Particle Size Distribution and Micro-Rheological Properties of the Structured Concentrated Dispersions

Andrei S.Dukhin, Philip J.Goetz

Shin-ichi Takeda

Okayama University, Dept. of Applied Chemistry, 3-1-1 Tsushima-naka, Okayama, Japan-700

The biggest advantage of acoustic spectroscopy over other spectroscopic methods is the ability to characterize concentrated dispersed systems without dilution. The frequency dependence of the sound attenuation is the normal experimental output of this measurement. This frequency spectra can then be converted to the particle size distribution.

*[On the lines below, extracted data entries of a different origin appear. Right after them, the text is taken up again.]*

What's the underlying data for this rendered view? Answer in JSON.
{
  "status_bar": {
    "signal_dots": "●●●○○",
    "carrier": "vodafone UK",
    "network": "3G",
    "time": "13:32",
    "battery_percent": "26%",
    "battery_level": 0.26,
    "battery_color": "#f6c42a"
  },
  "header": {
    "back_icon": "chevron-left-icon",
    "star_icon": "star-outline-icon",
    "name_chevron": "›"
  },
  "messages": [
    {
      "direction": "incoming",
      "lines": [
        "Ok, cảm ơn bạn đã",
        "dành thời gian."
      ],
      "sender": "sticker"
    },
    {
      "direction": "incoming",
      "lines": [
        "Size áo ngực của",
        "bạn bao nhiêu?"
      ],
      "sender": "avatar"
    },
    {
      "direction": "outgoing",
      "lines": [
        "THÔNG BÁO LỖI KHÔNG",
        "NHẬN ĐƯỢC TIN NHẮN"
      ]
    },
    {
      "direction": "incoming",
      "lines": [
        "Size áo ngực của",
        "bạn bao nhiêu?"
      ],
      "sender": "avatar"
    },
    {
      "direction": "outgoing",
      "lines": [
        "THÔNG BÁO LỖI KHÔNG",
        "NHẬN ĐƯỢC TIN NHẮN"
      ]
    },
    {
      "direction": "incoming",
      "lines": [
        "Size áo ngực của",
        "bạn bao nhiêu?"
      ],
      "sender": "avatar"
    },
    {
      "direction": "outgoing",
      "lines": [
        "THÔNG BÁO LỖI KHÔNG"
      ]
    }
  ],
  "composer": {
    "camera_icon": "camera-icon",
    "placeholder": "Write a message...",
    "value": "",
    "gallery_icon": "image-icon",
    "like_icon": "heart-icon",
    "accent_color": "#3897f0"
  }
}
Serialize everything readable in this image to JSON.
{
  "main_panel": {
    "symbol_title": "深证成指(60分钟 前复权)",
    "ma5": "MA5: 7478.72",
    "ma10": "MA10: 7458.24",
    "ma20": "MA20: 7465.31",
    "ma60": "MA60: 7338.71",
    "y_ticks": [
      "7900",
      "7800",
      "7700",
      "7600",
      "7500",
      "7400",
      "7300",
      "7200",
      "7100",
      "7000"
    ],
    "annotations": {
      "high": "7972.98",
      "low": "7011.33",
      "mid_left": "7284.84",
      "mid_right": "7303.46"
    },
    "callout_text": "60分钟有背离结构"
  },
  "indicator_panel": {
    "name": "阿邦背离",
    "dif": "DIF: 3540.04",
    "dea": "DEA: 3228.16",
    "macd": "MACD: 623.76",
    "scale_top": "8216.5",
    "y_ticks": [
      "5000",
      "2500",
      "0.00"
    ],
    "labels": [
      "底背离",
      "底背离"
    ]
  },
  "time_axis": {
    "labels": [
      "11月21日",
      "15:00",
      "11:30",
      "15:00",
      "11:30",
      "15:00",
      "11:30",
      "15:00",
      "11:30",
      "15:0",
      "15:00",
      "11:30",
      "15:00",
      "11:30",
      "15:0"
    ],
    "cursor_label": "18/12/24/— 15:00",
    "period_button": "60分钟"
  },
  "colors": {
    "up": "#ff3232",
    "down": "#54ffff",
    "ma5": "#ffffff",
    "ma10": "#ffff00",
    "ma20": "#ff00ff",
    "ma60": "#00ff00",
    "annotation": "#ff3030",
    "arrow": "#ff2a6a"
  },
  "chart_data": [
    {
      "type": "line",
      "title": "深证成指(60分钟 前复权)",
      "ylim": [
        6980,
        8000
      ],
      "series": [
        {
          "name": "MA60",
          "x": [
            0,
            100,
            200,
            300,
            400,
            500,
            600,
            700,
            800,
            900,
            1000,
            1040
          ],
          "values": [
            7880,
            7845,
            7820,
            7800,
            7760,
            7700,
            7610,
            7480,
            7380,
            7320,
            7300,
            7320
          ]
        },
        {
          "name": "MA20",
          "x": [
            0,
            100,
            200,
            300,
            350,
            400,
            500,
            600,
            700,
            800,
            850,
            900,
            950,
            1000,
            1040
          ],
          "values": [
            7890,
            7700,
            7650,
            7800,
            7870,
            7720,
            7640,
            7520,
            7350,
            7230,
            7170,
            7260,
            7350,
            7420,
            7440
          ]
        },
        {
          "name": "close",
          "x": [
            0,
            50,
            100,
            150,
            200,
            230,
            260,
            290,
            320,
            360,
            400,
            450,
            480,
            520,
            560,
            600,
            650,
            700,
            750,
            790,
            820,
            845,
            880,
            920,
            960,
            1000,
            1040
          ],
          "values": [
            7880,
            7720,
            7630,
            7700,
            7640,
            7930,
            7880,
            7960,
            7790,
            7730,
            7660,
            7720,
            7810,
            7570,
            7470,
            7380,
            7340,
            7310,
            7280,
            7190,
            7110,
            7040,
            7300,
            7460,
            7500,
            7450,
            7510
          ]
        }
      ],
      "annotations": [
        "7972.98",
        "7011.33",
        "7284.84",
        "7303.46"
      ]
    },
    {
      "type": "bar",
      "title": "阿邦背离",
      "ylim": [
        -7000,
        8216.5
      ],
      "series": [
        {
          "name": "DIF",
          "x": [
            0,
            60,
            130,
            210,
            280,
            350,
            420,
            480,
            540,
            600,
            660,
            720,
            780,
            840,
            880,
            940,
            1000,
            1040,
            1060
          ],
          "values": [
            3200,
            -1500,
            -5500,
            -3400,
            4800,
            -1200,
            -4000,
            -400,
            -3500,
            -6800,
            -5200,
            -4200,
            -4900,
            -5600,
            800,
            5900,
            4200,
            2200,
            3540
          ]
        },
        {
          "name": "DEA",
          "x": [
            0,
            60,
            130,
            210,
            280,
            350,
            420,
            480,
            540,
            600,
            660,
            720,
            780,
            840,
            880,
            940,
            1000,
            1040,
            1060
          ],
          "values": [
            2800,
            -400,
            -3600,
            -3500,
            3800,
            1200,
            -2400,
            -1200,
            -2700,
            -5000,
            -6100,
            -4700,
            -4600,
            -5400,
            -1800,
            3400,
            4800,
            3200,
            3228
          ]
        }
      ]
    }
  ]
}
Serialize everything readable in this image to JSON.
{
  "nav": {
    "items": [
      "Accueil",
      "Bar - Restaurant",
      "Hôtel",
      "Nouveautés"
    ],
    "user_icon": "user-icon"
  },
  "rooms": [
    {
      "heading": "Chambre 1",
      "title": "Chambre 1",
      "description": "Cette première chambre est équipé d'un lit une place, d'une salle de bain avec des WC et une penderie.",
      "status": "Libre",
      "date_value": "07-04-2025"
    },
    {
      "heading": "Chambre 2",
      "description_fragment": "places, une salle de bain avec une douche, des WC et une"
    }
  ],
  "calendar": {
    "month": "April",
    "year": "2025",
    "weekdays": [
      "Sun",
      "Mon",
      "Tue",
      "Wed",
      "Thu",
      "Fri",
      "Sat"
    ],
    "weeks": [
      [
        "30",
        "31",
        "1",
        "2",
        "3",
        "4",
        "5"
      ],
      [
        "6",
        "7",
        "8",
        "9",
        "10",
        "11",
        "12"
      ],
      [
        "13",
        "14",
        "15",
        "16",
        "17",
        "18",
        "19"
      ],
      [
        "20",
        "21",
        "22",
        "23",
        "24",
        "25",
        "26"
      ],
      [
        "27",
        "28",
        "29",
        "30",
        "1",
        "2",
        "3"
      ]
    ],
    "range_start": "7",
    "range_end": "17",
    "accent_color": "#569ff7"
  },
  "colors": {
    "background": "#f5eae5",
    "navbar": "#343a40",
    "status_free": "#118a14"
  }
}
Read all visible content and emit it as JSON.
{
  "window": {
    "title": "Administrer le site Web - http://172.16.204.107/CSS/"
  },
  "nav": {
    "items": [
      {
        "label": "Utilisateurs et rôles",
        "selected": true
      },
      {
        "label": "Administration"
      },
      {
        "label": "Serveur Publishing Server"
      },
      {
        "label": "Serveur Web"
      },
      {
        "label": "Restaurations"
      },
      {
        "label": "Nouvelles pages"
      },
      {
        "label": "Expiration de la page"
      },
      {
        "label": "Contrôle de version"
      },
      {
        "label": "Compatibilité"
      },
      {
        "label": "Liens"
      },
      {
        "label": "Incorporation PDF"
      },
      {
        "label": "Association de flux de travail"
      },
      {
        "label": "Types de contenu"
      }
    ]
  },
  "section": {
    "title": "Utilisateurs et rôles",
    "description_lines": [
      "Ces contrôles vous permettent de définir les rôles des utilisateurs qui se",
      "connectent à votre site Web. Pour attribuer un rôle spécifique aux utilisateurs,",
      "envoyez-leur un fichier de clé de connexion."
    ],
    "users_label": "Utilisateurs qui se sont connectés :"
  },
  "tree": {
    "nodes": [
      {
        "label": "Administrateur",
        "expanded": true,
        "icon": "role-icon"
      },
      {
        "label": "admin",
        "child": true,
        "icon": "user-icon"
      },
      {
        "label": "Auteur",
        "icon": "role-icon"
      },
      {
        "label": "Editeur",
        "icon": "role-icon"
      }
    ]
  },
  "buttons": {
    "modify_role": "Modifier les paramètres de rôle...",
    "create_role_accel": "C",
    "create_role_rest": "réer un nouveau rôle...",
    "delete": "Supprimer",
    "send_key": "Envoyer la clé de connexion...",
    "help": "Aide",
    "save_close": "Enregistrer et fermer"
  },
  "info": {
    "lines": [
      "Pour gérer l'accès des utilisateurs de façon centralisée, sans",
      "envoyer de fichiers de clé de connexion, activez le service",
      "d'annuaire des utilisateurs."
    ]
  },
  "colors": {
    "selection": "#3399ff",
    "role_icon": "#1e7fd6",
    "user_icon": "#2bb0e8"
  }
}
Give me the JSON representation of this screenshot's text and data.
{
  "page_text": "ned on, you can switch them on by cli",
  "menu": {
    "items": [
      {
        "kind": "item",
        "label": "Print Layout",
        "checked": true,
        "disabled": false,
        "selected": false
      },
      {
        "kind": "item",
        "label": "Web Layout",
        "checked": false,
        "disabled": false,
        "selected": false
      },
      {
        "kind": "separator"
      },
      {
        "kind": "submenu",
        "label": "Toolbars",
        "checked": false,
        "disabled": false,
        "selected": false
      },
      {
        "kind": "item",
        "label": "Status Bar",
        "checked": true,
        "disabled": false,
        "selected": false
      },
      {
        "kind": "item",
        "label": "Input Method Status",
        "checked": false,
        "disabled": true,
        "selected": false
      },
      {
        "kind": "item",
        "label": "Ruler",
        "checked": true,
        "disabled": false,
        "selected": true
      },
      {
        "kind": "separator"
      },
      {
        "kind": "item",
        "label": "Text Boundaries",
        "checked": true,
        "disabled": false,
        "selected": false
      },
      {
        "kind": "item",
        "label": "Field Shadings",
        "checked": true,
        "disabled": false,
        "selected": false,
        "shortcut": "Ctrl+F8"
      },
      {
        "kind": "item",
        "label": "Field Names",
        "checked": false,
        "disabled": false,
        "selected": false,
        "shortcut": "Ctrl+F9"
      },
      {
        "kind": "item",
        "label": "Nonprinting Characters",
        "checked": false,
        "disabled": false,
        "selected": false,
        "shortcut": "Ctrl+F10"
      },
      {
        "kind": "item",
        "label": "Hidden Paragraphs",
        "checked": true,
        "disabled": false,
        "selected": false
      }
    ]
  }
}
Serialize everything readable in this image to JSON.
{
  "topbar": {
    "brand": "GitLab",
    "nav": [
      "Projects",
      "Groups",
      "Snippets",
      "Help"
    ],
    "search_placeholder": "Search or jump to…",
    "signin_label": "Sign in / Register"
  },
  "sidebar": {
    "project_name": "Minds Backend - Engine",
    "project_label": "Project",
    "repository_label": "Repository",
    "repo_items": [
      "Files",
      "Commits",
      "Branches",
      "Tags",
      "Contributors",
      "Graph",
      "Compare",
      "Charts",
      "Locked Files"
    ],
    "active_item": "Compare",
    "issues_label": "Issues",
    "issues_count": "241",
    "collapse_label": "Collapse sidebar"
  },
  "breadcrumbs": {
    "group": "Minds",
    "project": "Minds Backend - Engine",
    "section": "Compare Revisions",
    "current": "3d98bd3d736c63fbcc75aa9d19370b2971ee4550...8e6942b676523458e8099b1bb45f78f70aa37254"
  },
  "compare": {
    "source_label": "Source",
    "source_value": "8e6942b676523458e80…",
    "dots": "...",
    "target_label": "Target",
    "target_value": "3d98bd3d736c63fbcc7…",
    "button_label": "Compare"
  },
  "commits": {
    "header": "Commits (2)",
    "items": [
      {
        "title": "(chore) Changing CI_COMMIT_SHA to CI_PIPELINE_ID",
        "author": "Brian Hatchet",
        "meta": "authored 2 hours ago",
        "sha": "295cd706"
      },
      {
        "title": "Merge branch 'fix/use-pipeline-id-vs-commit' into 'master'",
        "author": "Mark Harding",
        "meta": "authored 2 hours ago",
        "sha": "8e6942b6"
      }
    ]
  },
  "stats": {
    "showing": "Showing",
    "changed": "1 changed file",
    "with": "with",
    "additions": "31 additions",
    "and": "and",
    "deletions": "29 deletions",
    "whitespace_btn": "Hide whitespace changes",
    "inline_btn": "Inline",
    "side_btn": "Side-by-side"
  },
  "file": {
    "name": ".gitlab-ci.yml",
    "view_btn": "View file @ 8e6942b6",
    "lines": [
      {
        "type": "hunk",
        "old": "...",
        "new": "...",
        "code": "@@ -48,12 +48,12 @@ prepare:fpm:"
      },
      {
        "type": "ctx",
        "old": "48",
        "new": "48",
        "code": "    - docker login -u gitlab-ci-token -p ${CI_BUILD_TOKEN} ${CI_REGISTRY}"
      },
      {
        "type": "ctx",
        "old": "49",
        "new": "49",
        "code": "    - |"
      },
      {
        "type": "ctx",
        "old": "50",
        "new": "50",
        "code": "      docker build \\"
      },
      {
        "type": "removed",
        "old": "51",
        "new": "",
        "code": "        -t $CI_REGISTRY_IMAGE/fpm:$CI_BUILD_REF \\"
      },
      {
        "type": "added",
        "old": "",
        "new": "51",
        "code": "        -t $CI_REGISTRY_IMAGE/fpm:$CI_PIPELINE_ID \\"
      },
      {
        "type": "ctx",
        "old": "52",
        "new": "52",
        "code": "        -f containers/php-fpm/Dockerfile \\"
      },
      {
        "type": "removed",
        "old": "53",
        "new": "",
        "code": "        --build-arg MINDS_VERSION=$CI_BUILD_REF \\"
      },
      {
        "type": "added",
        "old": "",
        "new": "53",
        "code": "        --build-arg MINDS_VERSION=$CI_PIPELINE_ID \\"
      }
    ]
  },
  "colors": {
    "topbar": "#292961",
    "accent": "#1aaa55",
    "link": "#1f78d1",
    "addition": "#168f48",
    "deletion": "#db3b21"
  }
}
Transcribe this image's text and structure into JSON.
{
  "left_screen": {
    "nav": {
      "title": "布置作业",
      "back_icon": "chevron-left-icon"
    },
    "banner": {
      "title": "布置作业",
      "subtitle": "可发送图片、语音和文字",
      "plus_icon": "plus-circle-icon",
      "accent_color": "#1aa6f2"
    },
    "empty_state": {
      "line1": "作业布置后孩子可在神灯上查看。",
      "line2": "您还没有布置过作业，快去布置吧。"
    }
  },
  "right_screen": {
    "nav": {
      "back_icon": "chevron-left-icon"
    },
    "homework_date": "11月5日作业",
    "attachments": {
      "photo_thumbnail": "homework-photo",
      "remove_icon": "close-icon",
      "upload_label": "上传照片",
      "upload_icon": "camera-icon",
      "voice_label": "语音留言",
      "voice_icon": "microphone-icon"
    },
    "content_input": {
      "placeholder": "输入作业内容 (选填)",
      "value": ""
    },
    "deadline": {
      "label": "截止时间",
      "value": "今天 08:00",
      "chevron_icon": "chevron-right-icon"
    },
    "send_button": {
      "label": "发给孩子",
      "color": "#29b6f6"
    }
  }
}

This conversion procedure requires a theory for sound propagation through the dispersed system. The most complete theory for the concentrated case exists for sub-micron particles with a high density contrast [ 3,4 ]. This theory takes into account hydrodynamic particle-particle interaction, which is important for the viscous component of the sound attenuation. In addition this theory describes contribution of the specific forces which are modeled as flexible strings connecting particles. This second contribution is usually called “structural losses”.

This additional mechanism of the sound attenuation complicates characterization of the particle size distribution. Fortunately, in many cases structural losses are negligible even at very high volume fractions. For instance, experimental dilution test with concentrated rutile [ 3,5 ] and silica [ 5 ] dispersions yields correct particle size taking into account only viscous losses.

However, there are some instances when theory of viscous losses only fails to fit the experimental data. One such examples is given in the paper of several Japanese scientists [ 6 ]. We will use this paper in order to show that the additional mechanism of structural losses provides required theoretical framework for characterizing particle size distribution in the highly concentrated (up to 40%vl) and not completely stable dispersions.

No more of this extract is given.